Bending the lever was however quite easy, so it now clicks alot sooner. The problem still persists tho.
Watch the movie above.
07:560 - the lever snaps back: "printer head not in corner"
08:950 - the lever clicks again: "printer head in corner"
10:300 all the way to 11:000 - the printer head slams into the corner three times.
So it either does not register the trigger, or it registers too slow. If the sensor cables are disconnected, will it stop trying to slam the corner like now, or would it keep trying to get in in for a longer time? The reason im asking and not checking is that it seems that i need to disassemble a bit to check that
It also appears something is being grinded, as dust particles appear:
Hi @darsan, thank you for your post and welcome to the Ultimaker community!
It looks like your Ultimaker is not detecting (in time) that it has reached the frame. There should be end stops in the (on the video) top left corner which should send a signal.
It works like this, the print head reaches the corner and the axles that protrude the print head trigger a lever under the frame (of the end stop), and that is how it knows its position and sends a signal to stop moving in that direction.
The sound you hear is not really damaging your Ultimaker, it is 'just' the stepper motor skipping some steps, so you shouldn't necessarily be worried about that.

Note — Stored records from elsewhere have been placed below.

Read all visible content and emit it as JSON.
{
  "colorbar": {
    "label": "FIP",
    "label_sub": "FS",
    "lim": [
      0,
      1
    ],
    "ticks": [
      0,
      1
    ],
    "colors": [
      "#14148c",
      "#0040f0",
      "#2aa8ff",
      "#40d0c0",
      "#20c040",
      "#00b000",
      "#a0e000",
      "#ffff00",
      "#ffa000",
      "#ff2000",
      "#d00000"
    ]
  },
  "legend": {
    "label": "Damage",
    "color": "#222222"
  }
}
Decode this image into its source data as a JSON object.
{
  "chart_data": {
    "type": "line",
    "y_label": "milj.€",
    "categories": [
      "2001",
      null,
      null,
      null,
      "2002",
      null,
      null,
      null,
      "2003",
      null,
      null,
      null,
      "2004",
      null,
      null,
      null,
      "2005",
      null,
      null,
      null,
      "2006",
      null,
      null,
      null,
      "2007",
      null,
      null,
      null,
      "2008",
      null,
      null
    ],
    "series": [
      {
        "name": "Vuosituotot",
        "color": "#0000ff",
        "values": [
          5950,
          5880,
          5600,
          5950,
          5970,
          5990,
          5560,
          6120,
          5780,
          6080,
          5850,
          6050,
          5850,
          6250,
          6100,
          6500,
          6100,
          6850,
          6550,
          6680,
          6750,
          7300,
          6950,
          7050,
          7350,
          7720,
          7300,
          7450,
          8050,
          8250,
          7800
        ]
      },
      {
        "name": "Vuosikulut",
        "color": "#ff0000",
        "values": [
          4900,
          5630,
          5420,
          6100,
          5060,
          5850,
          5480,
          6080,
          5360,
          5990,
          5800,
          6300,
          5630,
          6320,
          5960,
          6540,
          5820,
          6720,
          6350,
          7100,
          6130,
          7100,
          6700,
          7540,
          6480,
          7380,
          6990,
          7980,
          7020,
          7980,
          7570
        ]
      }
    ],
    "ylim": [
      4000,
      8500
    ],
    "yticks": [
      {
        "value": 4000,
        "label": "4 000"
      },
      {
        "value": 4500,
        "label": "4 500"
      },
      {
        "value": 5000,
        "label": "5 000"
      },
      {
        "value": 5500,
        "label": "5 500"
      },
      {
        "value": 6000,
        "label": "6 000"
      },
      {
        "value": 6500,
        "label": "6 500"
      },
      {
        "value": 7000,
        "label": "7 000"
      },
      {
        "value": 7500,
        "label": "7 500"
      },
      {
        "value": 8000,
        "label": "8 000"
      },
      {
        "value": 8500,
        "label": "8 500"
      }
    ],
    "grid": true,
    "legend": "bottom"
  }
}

Although of course you want to have it fixed, I understand.
The problem is most likely that either the end stop has moved slightly and the lever is pressed just a fraction too late (can happen during shipment), or it got disconnected at the electronics. Could also happen during shipment, but less likely.
We can test this in various ways, you can move the print head manually to that side of the frame and listen carefully if (and when) you hear a small click. You should hear it before it hits the frame. If it is difficult to hear, you can park the print head in the opposite corner and have it move to its home position. Before it has reached the frame you have some time to manually press the end stop, either with your finger or a pen or whatever. The printhead should immediately respond upon you pressing the lever. If it does, it is probably misaligned and you should be able to unscrew it, reposition it and screw it back. You could try it again and see if it works.
Alternatively, you could try and bend the lever oh so slightly, so it is being pressed sooner (and thus, your print head won't hit your frame anymore). I would not do this at first, because if you use too much force you could break it and then you need to wait for a new end stop to arrive.